Nuances pour eau de mer, tableau de décision
Critère 2507 254 SMO Titane Gr 2 CuNi 90/10 CuNi 70/30
PREN 42,5 44 ne s'applique pas ne s'applique pas ne s'applique pas
Résistance mécanique très élevée moyenne moyenne faible faible
Vitesse élevée oui oui oui non, ~2,5 m/s mieux
Eau de mer chaude avec réserve oui oui avec réserve oui
Antifouling non non non oui oui
Soudage procédure duplex apport surallié protection stricte
Indice de coût 260 420 550 210 290

Ce que la nuance ne réglera pas

La corrosion caverneuse dépend davantage de la conception que du matériau. Un interstice de bride, une zone morte hydraulique, un point bas non purgeable, un dépôt non éliminé : chacun crée un milieu confiné où la chimie locale diverge de celle du circuit. La meilleure nuance mal assemblée se caverne.

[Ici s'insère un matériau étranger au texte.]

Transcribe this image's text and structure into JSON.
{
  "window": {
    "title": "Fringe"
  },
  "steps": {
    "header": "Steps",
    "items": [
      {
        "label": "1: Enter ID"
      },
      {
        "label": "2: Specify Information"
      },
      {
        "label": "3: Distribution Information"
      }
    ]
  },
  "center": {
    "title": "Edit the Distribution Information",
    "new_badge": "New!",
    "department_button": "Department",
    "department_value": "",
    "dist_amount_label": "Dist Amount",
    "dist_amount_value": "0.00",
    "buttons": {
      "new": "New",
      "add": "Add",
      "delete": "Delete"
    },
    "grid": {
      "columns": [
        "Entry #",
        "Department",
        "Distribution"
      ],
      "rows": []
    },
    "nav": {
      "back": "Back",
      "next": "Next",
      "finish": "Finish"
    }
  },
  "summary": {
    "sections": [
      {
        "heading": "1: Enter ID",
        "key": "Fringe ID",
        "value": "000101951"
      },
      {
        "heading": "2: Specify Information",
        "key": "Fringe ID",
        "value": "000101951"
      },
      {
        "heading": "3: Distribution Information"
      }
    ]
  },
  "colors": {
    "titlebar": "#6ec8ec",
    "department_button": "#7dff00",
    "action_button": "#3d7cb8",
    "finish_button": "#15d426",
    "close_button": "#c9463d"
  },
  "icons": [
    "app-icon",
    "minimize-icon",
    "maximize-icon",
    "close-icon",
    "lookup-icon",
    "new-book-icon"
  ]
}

De même, l'accouplement de matériaux différents sur un même circuit d'eau de mer crée des piles galvaniques. Un raccordement titane sur acier, cupronickel sur inox, se traite par isolation ou par conception, jamais par ignorance.

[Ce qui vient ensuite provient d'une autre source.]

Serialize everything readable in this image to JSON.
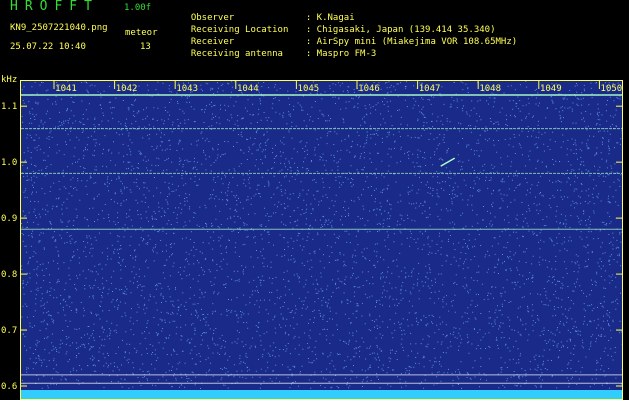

Ces points relèvent du bureau d'études. Le rôle de ce guide s'arrête à écarter les nuances qui ne peuvent pas convenir et à nommer celles qui le peuvent.

Questions fréquentes

Le 316L tient-il l'eau de mer sur une courte durée ?
Non, pas de façon prévisible. Il peut tenir quelques semaines comme se percer en quelques jours selon la température et la stagnation. Ce n'est pas un compromis, c'est un pari.
Peut-on mélanger cupronickel et inox sur un même circuit ?
Techniquement oui, avec des précautions d'isolation galvanique et de sens d'écoulement. C'est une décision de conception, pas d'achat.
Titane ou 254 SMO pour un condenseur marin ?
Le titane si l'eau est chaude, chargée, ou si la masse compte. Le 254 SMO si l'atelier n'a pas de procédure titane qualifiée ou si le raccordement à une tuyauterie acier doit rester simple.